A large part of me feels that my learning has begun to transcend the boundaries and borders of academia. My learning has been one of looking from above, seeing behind the cracks, studying the points of friction. I definitely have been feeling the friction lately. Recently, I’ve learned the following things about my school:
- Faculty and Advisors are guided by a policy stating that they not interact professionally or educationally with former students for a period of one year after they leave the institution.
- Faculty are prohibited by policy from giving references or recommendations to their graduating students
- I must pay a $50 “Colloquium Fee” and a $150 “Graduation Fee” so that I may pass from the bounds of academia
- My position paper becomes property of the college institution to be held in their files for future students
- I must fill out a MANDATORY (as it stated in the letter) online exit “training” to close my financial aid file - I think there is a short “test” with this one. Good Grief!
On a daily basis, I ponder “walking out” of this system, which I feel is a dying paradigm. On a daily basis, I ponder “getting through” this last phase, so that I might be allowed to be a player in this system to influence change. My opting for “Incomplete” is my form of living within this tension - a learning experience in and of itself. It is my resistance at this time.

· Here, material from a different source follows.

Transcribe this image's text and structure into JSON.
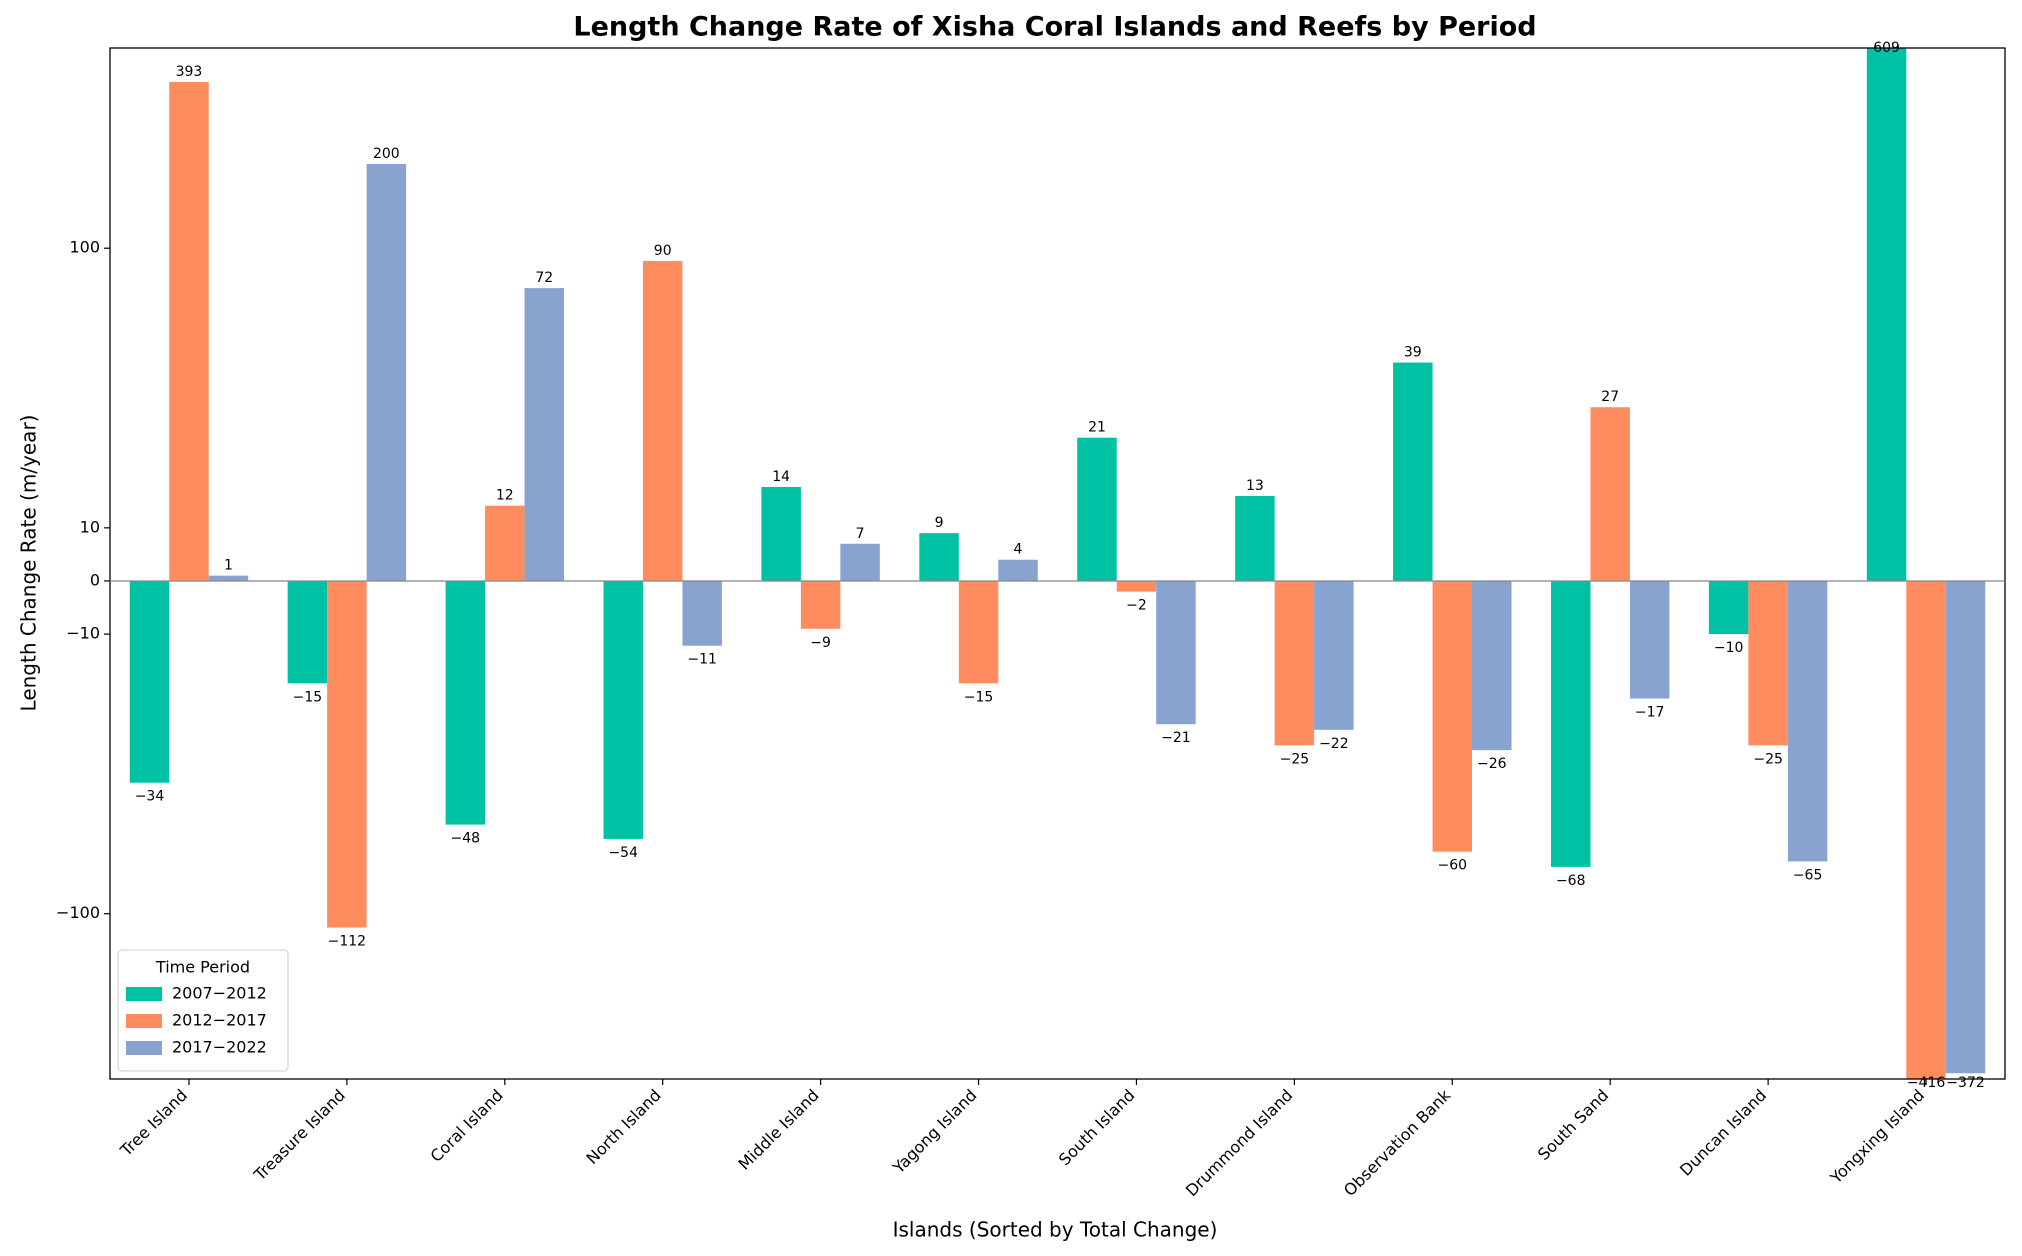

Will I finish? Will I stay in this “incomplete” zone? Will my public comment stating this on a web site that potential employers will read, influence their opinion of me adversely? Am I facing a question of compromising my values? Am I being tested again on how I might turn an adverse and sterile system into something beautiful to take with me?
My learning journey has changed me, and for that I am grateful. I’ve allowed myself to be personally involved and affected by my learning - allowed myself to be led, and to fall into places I would never have imagined. I would not change a thing about the experience - not even opting for an “Incomplete.”